Tuesday 3 December 2019

Coriander, Dhaniya, Cilantro

I love coriander. If you're a curry fan, this is how I source and use it:

Supermarket coriander has no aroma and no flavour, and to add insult to injury, tends to cost £1 or more per bunch. You might as well use grass. Best avoid.

Local Indian shops do great deals, sometimes 2 or 3 generously packed bunches for a quid.

Firstly, wash thoroughly in cold water to get rid of the chlorinated disinfectant.

I buy 6 bunches at a time, using 3 bunches as follows:

1. I chop the stems as finely as I can and pack them *tightly* into an ice tray to freeze. Once frozen, I move the cubes into a tupperware box or a recycled ice-cream tub, and keep it in the freezer. The stems have more flavour than the leaves, so discarding them is a culinary crime and should be punishable by permanent exile to a Gulag in Siberia. 

I use one or two or three cubes of the stems as a cooking ingredient, depending how many people I'm cooking for, adding it last to the onion/garlic/ginger/tomato gloop that serves as a basis for all curries. My measurement: 1 cube for every two portions. Alter as you see fit. You can also thaw a cube or two out and mix into your marinade for chicken or lamb roasts or BBQ.

2. As for the leaves, I pick them out and *very* loosely pack them into a similar box and freeze.

To use as a garnish, I scoop out a handfull and crushing them in my hands, I sprinkle them over my finished dish or salad - they melt instantaneously and spring to life, as if they were freshly picked.

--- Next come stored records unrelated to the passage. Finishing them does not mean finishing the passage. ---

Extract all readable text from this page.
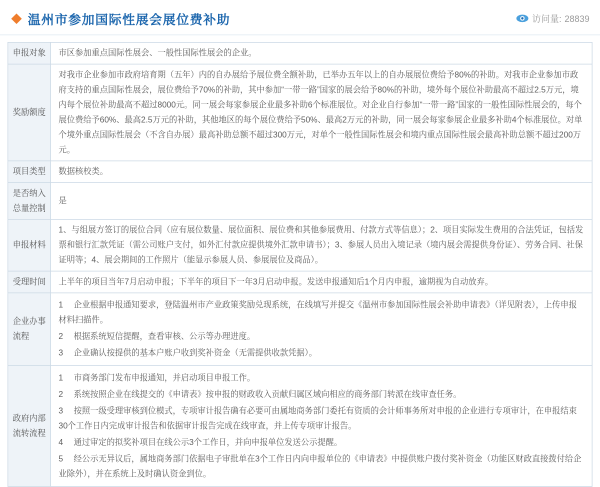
温州市参加国际性展会展位费补助	访问量: 28839
申报对象	市区参加重点国际性展会、一般性国际性展会的企业。
奖励额度	对我市企业参加市政府培育期（五年）内的自办展给予展位费全额补助，已举办五年以上的自办展展位费给予80%的补助。对我市企业参加市政府支持的重点国际性展会，展位费给予70%的补助，其中参加“一带一路”国家的展会给予80%的补助，境外每个展位补助最高不超过2.5万元，境内每个展位补助最高不超过8000元。同一展会每家参展企业最多补助6个标准展位。对企业自行参加“一带一路”国家的一般性国际性展会的，每个展位费给予60%、最高2.5万元的补助，其他地区的每个展位费给予50%、最高2万元的补助，同一展会每家参展企业最多补助4个标准展位。对单个境外重点国际性展会（不含自办展）最高补助总额不超过300万元，对单个一般性国际性展会和境内重点国际性展会最高补助总额不超过200万元。
项目类型	数据核校类。
是否纳入总量控制	是
申报材料	1、与组展方签订的展位合同（应有展位数量、展位面积、展位费和其他参展费用、付款方式等信息）；2、项目实际发生费用的合法凭证，包括发票和银行汇款凭证（需公司账户支付，如外汇付款应提供境外汇款申请书）；3、参展人员出入境记录（境内展会需提供身份证）、劳务合同、社保证明等；4、展会期间的工作照片（能显示参展人员、参展展位及商品）。
受理时间	上半年的项目当年7月启动申报；下半年的项目下一年3月启动申报。发送申报通知后1个月内申报，逾期视为自动放弃。
企业办事流程	1 企业根据申报通知要求，登陆温州市产业政策奖励兑现系统，在线填写并提交《温州市参加国际性展会补助申请表》（详见附表），上传申报材料扫描件。

2 根据系统短信提醒，查看审核、公示等办理进度。

3 企业确认按提供的基本户账户收到奖补资金（无需提供收款凭据）。

政府内部流转流程	1 市商务部门发布申报通知，并启动项目申报工作。

2 系统按照企业在线提交的《申请表》按申报的财政收入贡献归属区域向相应的商务部门转派在线审查任务。

3 按照一级受理审核到位模式，专项审计报告确有必要可由属地商务部门委托有资质的会计师事务所对申报的企业进行专项审计，在申报结束30个工作日内完成审计报告和依据审计报告完成在线审查，并上传专项审计报告。

4 通过审定的拟奖补项目在线公示3个工作日，并向申报单位发送公示提醒。

5 经公示无异议后，属地商务部门依据电子审批单在3个工作日内向申报单位的《申请表》中提供账户拨付奖补资金（功能区财政直接拨付给企业除外），并在系统上及时确认资金到位。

I use the remaining 3 bunches to make a chutney/dip. Here's how:

3. I chuck the bunches, stems and all, along with a bunch of fresh mint, also with stems, several green chillies, a red or preferably a pink onion, the size of a fist, two spring onions - green bit included, 4-5 cloves of garlic, a tablespoon of red chilli powder (or dried red chilli flakes if you want proper fire), salt to taste, 2 or 3 table-spoons of lime juice (not lemon!), a teaspoon of amchur (dried mango) powder, and a little fresh ginger into a blender and blend until I get a rough paste of an even consistency. I use some watered down natural yoghurt if the blender begs for more liquid. You can alter the ingredients to suit. 

This is stored in the fridge. 

You can use this gloop on its own as a chutney or add a hefty tablespoon of it to a little bowl of whisked natural yoghurt to make a different kind of dip.

All of the above lasts my family of 4 for 2 weeks.